Before 16 years, I had two high-risk exposure with sex workers, and the risk was condom break in both situations. After three months from my last exposure, I did an ELISA test for HIV 1 and 2. It came back negative. Again, after one year, I made the same mistake of condom break with a sex worker. Then after five years, I did HIV test ELISA 1 and 2, and it came back negative. I was about to get married at that time. I did not believe the results because my brain kept telling me that maybe the last laboratory did not do a good job or that the one working in the laboratory did not know how to perform the test. They convinced me it was negative, and I do not have the virus. I did my best to believe it and move on in my life. I got married, and when my wife got pregnant, she did the HIV test in her first and third trimester during her pregnancy, and it came back negative.

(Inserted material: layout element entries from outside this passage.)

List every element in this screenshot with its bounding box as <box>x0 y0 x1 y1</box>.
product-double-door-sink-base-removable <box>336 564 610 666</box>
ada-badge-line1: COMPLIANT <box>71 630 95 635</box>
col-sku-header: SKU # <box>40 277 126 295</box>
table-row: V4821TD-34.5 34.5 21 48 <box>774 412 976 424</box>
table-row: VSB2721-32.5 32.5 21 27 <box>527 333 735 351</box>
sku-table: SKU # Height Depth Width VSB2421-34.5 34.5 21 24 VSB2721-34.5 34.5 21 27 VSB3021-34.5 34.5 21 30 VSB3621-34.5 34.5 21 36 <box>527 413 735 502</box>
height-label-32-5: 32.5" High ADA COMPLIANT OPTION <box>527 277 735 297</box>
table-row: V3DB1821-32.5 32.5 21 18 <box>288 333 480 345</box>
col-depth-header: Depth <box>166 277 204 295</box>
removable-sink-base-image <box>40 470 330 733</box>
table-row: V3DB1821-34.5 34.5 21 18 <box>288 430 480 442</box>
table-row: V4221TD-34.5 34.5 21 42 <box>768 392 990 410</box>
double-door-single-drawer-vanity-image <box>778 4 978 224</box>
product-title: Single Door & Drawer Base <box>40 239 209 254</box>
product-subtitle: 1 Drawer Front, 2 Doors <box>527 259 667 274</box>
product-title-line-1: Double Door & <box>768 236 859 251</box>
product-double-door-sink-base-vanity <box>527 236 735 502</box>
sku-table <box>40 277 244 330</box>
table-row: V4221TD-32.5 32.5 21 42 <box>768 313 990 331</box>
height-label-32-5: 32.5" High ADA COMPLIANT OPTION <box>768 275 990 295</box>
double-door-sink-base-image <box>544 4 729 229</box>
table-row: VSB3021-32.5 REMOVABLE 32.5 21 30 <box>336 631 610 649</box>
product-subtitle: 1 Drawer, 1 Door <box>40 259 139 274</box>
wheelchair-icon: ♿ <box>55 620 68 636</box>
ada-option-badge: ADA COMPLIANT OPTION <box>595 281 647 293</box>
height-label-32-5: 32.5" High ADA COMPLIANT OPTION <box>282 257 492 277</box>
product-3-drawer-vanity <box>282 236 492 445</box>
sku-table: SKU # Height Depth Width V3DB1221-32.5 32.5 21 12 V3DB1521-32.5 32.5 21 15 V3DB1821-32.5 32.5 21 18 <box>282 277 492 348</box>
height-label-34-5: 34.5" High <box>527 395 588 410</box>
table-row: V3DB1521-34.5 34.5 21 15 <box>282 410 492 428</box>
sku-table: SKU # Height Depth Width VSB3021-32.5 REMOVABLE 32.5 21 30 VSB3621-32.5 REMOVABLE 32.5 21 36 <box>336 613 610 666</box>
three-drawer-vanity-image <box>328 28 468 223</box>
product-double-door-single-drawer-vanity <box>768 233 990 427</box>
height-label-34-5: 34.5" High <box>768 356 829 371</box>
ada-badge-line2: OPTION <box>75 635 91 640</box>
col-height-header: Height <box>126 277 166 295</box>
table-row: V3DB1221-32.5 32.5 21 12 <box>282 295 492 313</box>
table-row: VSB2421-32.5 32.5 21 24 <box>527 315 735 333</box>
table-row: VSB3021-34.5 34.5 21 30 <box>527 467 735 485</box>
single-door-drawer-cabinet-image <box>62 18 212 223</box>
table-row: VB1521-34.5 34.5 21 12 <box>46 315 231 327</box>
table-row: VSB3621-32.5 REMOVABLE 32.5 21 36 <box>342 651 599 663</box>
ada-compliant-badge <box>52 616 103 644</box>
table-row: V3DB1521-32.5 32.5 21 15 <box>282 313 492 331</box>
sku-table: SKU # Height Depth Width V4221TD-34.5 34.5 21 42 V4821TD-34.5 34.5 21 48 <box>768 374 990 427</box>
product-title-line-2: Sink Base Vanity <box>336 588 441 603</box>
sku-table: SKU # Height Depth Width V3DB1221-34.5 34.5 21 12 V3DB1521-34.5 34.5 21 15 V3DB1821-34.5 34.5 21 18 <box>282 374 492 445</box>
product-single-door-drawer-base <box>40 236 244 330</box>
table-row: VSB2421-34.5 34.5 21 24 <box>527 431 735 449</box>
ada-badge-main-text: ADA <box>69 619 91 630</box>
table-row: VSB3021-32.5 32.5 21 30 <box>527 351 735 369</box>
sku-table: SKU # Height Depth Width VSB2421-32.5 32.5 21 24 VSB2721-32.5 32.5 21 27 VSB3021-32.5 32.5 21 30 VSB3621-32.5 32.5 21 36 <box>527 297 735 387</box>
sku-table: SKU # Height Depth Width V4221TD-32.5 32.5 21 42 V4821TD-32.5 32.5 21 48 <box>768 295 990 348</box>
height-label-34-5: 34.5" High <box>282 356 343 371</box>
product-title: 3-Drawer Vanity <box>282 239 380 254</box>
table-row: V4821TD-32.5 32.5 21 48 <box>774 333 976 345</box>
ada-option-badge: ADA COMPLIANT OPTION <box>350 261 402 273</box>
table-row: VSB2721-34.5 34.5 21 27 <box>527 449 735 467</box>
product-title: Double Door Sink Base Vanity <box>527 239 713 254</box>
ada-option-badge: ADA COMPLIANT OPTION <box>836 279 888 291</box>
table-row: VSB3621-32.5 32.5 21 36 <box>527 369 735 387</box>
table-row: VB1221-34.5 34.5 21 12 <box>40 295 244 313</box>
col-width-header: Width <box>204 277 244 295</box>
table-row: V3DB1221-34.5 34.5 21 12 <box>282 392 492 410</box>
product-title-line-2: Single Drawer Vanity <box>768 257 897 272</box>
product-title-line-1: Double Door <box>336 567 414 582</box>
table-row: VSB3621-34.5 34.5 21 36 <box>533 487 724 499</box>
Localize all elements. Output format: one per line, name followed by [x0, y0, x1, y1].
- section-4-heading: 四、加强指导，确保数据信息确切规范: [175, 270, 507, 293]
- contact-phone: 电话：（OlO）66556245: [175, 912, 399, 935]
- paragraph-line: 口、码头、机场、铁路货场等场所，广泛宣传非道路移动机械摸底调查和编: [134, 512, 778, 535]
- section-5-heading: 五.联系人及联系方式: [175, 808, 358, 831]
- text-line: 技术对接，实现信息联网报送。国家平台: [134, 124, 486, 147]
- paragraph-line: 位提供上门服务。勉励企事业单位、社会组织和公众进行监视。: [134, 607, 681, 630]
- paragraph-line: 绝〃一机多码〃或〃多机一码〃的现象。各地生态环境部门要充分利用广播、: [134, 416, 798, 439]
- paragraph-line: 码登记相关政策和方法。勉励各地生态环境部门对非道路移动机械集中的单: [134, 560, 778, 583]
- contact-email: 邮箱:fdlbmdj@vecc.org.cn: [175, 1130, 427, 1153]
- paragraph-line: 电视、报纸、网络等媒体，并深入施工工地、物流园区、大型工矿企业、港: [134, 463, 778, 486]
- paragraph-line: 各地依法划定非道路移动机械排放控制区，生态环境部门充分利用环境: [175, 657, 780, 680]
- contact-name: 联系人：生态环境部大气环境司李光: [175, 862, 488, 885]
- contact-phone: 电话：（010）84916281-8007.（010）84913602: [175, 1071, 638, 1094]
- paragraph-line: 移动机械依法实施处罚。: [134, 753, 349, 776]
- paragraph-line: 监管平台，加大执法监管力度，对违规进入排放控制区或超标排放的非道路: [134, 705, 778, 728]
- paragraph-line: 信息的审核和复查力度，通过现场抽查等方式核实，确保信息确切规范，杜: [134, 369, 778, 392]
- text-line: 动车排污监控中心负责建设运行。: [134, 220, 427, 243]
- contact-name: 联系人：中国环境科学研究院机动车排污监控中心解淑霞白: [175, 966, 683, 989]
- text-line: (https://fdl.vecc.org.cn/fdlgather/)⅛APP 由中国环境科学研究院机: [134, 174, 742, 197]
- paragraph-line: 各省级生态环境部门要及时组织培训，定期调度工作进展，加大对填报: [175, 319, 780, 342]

My questions are, is performing the ELISA test hard or easy? I do not know what ELISA generation it was. Should I believe and trust the laboratory? Is it possible that it has been more than 13 years since my first high-risk exposure, and I am still in good health? Can my wife get HIV from me? Please explain.

#

Hi,

Welcome to icliniq.com.

ELISA (enzyme-linked immunosorbent assay) is very easy to perform and has a sensitivity of around 99%, which means out of 100 HIV-positive persons, it will come positive in 99 of them. One person may come negative despite him being HIV positive. So, at first instance, negative ELISA means no HIV. But, high-risk exposure guidelines state that at least two negative tests from different laboratories should be considered negative. If all your tests are negative, then you do not have HIV. Yes, it is possible because chances of acquiring HIV after vaginal sex in females are 1 in 1000; that is, after full-blown vaginal sex with an HIV-positive male, the women will acquire HIV only in one such instance. So, in the same way, the chances of your acquiring HIV after vaginal sex with a sex worker is 0.05 %, that is 1 in 2000. So, you may not have acquired HIV even if they were positive.